Exercise 2 (20 Points): Implement a branch history table in Bht.bsv that uses a parameterizable number of bits as an index into the table.

Discussion Question 6 (10 Points): Planning!

One of the hardest things about this lab is properly training and integrating the BHT into the pipeline. There are many mistakes that can be made while still seeing decent results. By having a good plan based on the fundamentals of direction prediction, you will avoid many of those mistakes.

For this discussion question, state your plan for integrating the BHT into the pipeline.
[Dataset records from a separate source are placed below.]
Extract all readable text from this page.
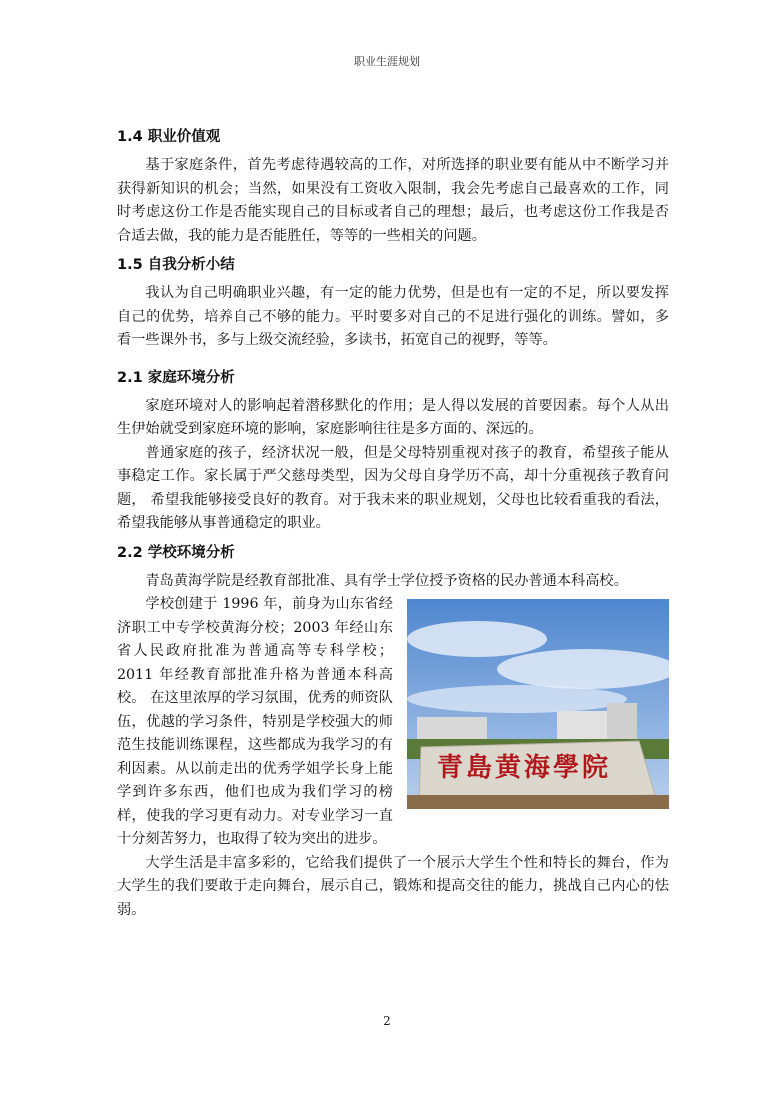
职业生涯规划
1.4 职业价值观

基于家庭条件，首先考虑待遇较高的工作，对所选择的职业要有能从中不断学习并获得新知识的机会；当然，如果没有工资收入限制，我会先考虑自己最喜欢的工作，同时考虑这份工作是否能实现自己的目标或者自己的理想；最后，也考虑这份工作我是否合适去做，我的能力是否能胜任，等等的一些相关的问题。

1.5 自我分析小结

我认为自己明确职业兴趣，有一定的能力优势，但是也有一定的不足，所以要发挥自己的优势，培养自己不够的能力。平时要多对自己的不足进行强化的训练。譬如，多看一些课外书，多与上级交流经验，多读书，拓宽自己的视野，等等。

2.1 家庭环境分析

家庭环境对人的影响起着潜移默化的作用；是人得以发展的首要因素。每个人从出生伊始就受到家庭环境的影响，家庭影响往往是多方面的、深远的。

普通家庭的孩子，经济状况一般，但是父母特别重视对孩子的教育，希望孩子能从事稳定工作。家长属于严父慈母类型，因为父母自身学历不高，却十分重视孩子教育问题， 希望我能够接受良好的教育。对于我未来的职业规划，父母也比较看重我的看法，希望我能够从事普通稳定的职业。

2.2 学校环境分析

青岛黄海学院是经教育部批准、具有学士学位授予资格的民办普通本科高校。

青島黄海學院

学校创建于 1996 年，前身为山东省经济职工中专学校黄海分校；2003 年经山东省人民政府批准为普通高等专科学校；2011 年经教育部批准升格为普通本科高校。 在这里浓厚的学习氛围，优秀的师资队伍，优越的学习条件，特别是学校强大的师范生技能训练课程，这些都成为我学习的有利因素。从以前走出的优秀学姐学长身上能学到许多东西，他们也成为我们学习的榜样，使我的学习更有动力。对专业学习一直十分刻苦努力，也取得了较为突出的进步。

大学生活是丰富多彩的，它给我们提供了一个展示大学生个性和特长的舞台，作为大学生的我们要敢于走向舞台，展示自己，锻炼和提高交往的能力，挑战自己内心的怯弱。

2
The following questions should help guide you:

Exercise 3 (20 Points): Integrate a 256-entry (8-bit index) BHT into the six-stage pipeline from SixStage.bsv, and put the results in SixStageBHT.bsv.

Discussion Question 7 (5 Points): How much improvement do you see in the bpred_bht.riscv.vmh test over the processor in SixStage.bsv?
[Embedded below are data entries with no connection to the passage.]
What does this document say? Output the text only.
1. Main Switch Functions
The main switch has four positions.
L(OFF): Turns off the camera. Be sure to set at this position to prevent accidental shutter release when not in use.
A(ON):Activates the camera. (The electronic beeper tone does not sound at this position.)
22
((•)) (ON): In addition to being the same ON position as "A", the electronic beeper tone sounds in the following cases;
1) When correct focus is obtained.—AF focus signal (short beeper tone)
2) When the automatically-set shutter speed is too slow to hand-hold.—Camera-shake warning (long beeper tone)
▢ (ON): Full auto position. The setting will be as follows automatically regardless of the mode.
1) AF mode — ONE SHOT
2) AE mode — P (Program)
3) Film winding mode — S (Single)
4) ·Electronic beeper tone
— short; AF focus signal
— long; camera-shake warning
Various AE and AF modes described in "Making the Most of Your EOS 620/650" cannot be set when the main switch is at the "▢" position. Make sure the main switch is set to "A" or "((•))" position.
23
Exercise 4 (10 Points): Move address calculation for JAL up to the decode stage and use the redirect logic used by the BHT to redirect for these instructions too.
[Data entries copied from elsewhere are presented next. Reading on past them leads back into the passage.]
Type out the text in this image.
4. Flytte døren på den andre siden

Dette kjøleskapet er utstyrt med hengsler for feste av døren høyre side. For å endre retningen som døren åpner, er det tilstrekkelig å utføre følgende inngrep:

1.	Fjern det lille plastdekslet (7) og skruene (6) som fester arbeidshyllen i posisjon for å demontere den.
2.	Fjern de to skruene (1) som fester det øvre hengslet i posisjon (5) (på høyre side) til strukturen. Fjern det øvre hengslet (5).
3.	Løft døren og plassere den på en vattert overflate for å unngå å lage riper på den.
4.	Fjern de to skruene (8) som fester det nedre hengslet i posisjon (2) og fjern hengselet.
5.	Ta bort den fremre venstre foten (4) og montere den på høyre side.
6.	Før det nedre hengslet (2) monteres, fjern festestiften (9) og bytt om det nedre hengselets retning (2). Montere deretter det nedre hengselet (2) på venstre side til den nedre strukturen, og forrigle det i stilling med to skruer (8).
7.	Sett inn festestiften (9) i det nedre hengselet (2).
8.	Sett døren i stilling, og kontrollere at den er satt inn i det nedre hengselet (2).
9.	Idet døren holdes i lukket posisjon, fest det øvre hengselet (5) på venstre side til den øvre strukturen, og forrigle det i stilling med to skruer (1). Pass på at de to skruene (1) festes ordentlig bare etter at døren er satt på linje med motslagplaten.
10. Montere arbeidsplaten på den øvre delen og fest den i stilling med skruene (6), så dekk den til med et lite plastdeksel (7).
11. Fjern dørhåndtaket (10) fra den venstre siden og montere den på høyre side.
Discussion Question 8 (5 Points): How much improvement do you see in the bpred_j.riscv.vmh and bpred_j_noloop.riscv.vmh tests over the processor in SixStage.bsv?

Discussion Question 9 (5 Points): What IPC do you get for each benchmark? How much improvement is this over the original six-stage pipeline?

Discussion Question 10 (Optional): How long did it take you to complete this lab?

Remember to push your code with git push when you're done.

Bonus improvements: SixStageBonus.bsv

This section looks at two ways to speed up indirect jumps to addresses stored in registers (JALR).

Exercise 5 (10 Bonus Points): JALR instructions have known target addresses in the register fetch stage. Add a redirection path for JALR instructions in the register fetch stage and put the results in SixStageBonus.bsv. The bpred_ras.riscv.vmh test should give slightly better results with this improvement.

Most JALR instructions found in programs are used as returns from function calls. This means the target address for such a return was written into the return address register x1 (also called ra) by a previous JAL or JALR instruction that initiates the function call.

To make better prediction of JALR instructions, we can introduce the return address stack (RAS) to our processor. According to RISC-V ISA, a JALR instruction with rd=x0 and rs1=x1 is commonly used as the return instruction from a function call. Besides, a JAL or JALR instruction with rd=x1 is commonly used as the jump to initiate a function call. Therefore, we should push the RAS for JAL/JALR instruction with rd=x1, and pop the RAS for JALR instruction with rd=x0 and rs1=x1.

Exercise 6 (10 Bonus Points): Implement a return address stack and integrate it into the Decode stage of your processor (SixStageBonus.bsv). An 8 element stack should be enough. If the stack fills up, you could simply discard the oldest data. The bpred_ras.riscv.vmh test should give an even better result with this improvement. If you implemented the RAS in a separate BSV file, make sure to add it to the git repository for grading.